Selon une enquête parfaitement douteuse, les chaussettes perdues ne disparaissent pas: elles se regroupent.
Leur plan? Saboter l’équilibre des tiroirs, rançonner les paniers à linge et dicter l’heure du café par électricité statique.
Tout a commencé quand un ex-technicien de sèche-linge, connu sous le pseudonyme Peluche-7, a affirmé avoir découvert un réseau maillé de fils de coton reliant les appartements d’un quartier entier. “Chaque chaussette orpheline devient une antenne d’humeur: elle capte nos soupirs du lundi et les convertit en micro-retards de réveil”, soufflote-t-il, le regard perdu dans un tourbillon de peluches. Des cartes griffonnées au feutre relient tapis de bain, plinthes et paniers en osier, dessinant, dit-on, “un hexagone secret du pied discret”.

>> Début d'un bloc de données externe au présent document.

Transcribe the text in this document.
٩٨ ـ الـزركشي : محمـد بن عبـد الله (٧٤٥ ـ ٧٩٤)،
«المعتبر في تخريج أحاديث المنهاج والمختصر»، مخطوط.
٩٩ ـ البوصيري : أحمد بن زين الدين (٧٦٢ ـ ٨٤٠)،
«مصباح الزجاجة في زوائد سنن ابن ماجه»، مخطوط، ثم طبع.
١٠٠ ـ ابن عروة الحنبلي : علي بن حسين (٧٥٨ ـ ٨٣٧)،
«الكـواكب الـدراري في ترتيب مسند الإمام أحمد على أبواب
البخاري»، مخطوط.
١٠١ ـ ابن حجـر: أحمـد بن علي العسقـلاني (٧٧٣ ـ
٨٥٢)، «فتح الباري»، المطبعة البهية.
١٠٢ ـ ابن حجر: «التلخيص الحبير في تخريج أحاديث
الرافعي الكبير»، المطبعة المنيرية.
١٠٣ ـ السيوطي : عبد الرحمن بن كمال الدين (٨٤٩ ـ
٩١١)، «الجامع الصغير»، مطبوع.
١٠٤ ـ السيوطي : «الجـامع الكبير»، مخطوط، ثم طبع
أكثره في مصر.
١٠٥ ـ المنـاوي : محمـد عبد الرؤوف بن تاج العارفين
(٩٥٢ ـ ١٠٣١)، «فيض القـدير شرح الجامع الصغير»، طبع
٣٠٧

Des experts autoproclamés parlent d’un code tissé dans les côtes élastiquées: deux rayures = rester au fond du panier, trois rayures = se glisser derrière la machine, quatre = déclencher l’oubli. “Les chaussettes n’agissent jamais par paires, c’est leur génie: elles opèrent en triades instables et en torsades subversives”, assure la Pr Yolande Gomme, sockologue imaginaire, qui prétend avoir entendu, la nuit, “un chuchotis coordonné de talons: ‘Gauche, gauche, on avance!’”.
Les “preuves” affluent: photos floues de moutons de poussière en formation, enregistrements de couinements textiles et un diagramme très sérieux en fil à repriser. Des solutions farfelues circulent: poser des yeux mobiles sur la machine pour l’intimider, aligner les pinces à linge en constellations rassurantes, ou porter délibérément deux chaussettes différentes pour brouiller “l’algorithme domestique”. Résultat? Une recrudescence de panaches de peluche et de pas feutrés dans les couloirs.
Pendant ce temps, les tiroirs, eux, jurent n’avoir rien vu. Mais déjà, des témoins affirment que les orphelines auraient un prochain objectif: imposer le vendredi comme “jour du mollet libre”. Jusqu’où iront-elles? La rédaction a tenté de les joindre: elles ont raccroché sans bruit.